To which critics would reply: Not so fast. Even a well-intentioned court-packing scheme (like FDR’s arguably was) can set off a cycle of mutual escalation that winds up discrediting and weakening the institution being battled over. The Supreme Court has no army. Its authority rests on the thin reed of public acceptance and political forbearance. If it were to be weaponized in a court-packing scheme, its rulings might suddenly stop being obeyed.

Let’s say that President Joe Biden packs the Court in 2021, and the Court subsequently overrules Milliken v. Bradley and forces white suburbs across the country to bus their kids into inner-city public schools, and to accept (disproportionately Black and Latin) students from poor neighborhoods bused into their own schools. This would be the correct result, in my opinion. Milliken v. Bradley was a disastrous decision that drastically undermined the cause of school desegregation. But if such a ruling followed a court-packing effort, how much do you want to bet that the rich suburbs of Chicago’s North Shore would actually start busing their kids to Englewood? Or that Beverly Hills would let in students from Compton? Or would they view the ruling as illegitimate and simply not obey?

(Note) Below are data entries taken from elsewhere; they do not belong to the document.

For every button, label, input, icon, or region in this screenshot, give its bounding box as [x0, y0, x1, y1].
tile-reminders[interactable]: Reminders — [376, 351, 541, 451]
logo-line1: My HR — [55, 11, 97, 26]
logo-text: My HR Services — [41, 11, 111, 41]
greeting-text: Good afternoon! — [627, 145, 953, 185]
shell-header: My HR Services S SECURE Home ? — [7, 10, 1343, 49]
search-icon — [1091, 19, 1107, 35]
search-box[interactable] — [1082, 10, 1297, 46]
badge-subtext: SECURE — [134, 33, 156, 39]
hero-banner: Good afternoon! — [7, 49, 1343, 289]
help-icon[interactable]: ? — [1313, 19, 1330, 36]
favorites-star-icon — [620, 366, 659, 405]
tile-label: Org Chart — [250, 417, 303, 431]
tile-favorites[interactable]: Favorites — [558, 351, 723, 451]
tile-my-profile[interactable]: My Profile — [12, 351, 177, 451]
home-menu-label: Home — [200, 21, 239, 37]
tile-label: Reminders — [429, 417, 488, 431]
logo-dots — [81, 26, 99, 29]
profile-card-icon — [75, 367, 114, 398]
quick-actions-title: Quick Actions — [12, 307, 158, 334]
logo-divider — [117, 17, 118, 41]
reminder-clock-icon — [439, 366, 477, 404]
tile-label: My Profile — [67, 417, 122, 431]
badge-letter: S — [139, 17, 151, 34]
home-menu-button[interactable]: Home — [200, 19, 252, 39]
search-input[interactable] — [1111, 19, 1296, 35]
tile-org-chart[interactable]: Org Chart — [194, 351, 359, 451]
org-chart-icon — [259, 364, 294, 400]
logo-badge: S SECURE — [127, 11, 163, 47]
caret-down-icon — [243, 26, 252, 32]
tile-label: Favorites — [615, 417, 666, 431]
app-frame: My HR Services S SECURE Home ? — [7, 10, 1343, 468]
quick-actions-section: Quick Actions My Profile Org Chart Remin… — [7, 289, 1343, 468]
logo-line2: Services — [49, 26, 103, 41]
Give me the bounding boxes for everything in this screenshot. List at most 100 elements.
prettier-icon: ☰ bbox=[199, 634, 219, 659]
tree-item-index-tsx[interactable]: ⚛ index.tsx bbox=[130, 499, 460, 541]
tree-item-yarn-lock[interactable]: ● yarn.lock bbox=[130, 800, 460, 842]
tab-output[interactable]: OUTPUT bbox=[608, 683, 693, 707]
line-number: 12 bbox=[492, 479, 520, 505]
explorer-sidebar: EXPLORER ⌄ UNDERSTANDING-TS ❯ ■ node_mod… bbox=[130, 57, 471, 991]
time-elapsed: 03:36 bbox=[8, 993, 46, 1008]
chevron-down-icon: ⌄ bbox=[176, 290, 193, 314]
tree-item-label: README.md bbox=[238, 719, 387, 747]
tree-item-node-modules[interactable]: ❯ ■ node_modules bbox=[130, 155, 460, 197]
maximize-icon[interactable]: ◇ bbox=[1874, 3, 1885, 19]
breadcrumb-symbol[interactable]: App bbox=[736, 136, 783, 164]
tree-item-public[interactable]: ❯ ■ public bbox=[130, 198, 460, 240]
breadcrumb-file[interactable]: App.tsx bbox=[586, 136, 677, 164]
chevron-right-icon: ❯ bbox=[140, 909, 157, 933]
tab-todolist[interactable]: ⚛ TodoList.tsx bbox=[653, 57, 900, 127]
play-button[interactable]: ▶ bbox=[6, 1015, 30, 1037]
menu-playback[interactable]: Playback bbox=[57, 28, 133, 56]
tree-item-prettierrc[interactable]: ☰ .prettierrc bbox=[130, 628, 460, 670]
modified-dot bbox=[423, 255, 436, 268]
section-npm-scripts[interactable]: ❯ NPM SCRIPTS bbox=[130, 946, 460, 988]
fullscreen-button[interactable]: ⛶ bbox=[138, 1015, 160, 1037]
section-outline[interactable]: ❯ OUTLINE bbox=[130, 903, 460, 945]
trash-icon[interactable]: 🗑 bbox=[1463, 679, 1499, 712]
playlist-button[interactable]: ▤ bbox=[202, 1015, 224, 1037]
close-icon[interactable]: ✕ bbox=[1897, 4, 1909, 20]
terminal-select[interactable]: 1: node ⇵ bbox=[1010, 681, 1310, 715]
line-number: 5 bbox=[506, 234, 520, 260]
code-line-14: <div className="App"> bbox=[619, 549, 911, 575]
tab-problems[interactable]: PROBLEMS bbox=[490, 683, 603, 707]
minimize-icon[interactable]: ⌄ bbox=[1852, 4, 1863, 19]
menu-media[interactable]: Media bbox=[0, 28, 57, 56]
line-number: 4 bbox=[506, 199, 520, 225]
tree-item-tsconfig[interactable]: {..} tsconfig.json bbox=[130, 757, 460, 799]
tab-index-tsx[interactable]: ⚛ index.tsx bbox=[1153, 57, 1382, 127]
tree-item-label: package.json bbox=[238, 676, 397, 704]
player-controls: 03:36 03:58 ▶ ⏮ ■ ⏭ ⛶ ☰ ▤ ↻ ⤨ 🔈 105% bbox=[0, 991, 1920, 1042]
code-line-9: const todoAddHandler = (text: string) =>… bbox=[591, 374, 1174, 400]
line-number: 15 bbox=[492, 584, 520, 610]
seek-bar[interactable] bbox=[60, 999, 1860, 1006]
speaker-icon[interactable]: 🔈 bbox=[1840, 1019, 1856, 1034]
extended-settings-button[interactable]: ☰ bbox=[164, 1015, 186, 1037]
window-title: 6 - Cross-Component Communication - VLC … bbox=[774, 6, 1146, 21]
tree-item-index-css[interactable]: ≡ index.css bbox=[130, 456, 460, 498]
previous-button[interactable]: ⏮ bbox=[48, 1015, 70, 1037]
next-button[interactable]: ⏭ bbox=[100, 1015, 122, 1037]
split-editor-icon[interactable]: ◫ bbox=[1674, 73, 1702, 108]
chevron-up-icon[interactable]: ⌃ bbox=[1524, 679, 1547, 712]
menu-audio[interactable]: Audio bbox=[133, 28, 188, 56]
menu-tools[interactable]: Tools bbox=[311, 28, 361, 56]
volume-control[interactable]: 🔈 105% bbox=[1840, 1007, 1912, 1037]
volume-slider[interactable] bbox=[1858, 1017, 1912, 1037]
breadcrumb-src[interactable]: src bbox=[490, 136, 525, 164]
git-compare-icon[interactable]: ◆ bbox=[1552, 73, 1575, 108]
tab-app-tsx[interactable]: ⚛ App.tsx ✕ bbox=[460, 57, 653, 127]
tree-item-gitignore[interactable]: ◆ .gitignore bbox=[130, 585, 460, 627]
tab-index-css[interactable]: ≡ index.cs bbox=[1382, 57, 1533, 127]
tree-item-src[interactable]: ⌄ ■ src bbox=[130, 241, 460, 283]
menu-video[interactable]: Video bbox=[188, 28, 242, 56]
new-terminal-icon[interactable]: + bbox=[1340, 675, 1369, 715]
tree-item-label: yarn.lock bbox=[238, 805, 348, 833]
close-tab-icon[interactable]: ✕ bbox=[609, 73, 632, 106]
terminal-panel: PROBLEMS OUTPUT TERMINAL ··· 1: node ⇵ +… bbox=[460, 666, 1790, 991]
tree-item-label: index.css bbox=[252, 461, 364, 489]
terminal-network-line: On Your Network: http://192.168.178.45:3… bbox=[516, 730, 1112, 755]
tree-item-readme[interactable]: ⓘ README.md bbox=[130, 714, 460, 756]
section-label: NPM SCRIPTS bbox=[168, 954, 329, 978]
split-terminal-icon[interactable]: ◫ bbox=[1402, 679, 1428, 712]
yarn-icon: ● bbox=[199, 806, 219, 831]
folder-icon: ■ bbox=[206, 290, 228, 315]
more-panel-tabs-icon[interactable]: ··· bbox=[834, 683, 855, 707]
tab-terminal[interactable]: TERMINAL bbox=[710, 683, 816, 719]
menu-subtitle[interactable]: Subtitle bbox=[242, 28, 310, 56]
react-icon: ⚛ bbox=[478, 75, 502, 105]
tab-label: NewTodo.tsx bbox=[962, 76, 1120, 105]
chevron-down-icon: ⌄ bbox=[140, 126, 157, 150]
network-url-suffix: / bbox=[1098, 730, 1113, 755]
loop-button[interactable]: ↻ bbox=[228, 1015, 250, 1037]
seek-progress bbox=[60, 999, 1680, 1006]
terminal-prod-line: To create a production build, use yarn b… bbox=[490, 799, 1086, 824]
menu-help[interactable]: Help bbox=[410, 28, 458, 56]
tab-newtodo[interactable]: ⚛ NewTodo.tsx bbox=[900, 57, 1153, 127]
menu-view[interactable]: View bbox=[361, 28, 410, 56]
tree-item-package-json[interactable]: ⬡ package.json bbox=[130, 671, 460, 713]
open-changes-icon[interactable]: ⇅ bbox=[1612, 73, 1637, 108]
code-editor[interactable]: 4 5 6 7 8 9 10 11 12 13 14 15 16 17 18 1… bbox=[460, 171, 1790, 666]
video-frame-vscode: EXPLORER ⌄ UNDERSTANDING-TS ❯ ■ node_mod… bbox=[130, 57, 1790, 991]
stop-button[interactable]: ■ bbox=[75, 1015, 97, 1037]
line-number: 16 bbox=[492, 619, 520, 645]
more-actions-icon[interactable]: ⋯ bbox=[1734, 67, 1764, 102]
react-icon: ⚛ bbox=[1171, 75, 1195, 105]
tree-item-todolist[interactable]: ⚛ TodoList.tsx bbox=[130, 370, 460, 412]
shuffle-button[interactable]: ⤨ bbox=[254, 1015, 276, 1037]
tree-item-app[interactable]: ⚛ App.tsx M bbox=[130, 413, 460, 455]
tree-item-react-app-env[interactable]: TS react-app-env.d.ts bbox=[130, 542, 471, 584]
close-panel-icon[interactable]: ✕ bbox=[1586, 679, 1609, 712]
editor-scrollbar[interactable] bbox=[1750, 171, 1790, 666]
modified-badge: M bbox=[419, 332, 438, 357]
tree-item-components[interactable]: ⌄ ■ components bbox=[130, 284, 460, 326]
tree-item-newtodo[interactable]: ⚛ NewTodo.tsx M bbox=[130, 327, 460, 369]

You could imagine the same for any number of issues: Alabama refusing to issue same-sex marriage licenses and disregarding any Supreme Court rulings forcing it to obey Obergefell v. Hodges; South Dakota banning all abortions save when the life of the mother is at risk, and ignoring Supreme Court rulings striking down the law. If this all sounds far-fetched, let me quote my colleague Ian Millhiser, who is broadly sympathetic to court-packing as a last-ditch effort to prevent the Supreme Court from entrenching economic inequality permanently: “packing the Court would effectively destroy the legitimacy of the federal judiciary and potentially embolden right states … to ignore decisions they don’t like. No more Roe. No more Obergefell. No more Fourth Amendment.”

Now maybe, ultimately, weakening the Supreme Court is a good thing. Plenty of legal scholars on both sides of the aisle have, for years, argued that the US goes too far in embracing judicial review; few other countries give their highest courts the power we give ours to strike down laws passed by democratically elected legislators. Even in Canada, the parliament and the provinces retain the power to reverse Supreme Court decisions with supermajority votes. Perhaps court-packing would set off a spiral that results in a dramatically weakened Court, and power returned to the states and Congress to settle contentious issues like abortion and desegregation and LGBTQ rights through democratic processes.

I’m extremely sympathetic to that argument. But it’s also possible that’s not what happens, that court-packing merely leads to more games of constitutional hardball and enables a future president to push through legislation that makes him and his allies basically impossible to dislodge from power, with a packed Supreme Court that is unwilling and unable to stop him. That, roughly, is what has happened in Poland, Hungary, Honduras, Venezuela, and Turkey. It could happen here too.

Editor’s note: This article’s summary of the history of past changes to the Court’s size has been altered to reflect new scholarship. Thank you to Joshua Braver for his help.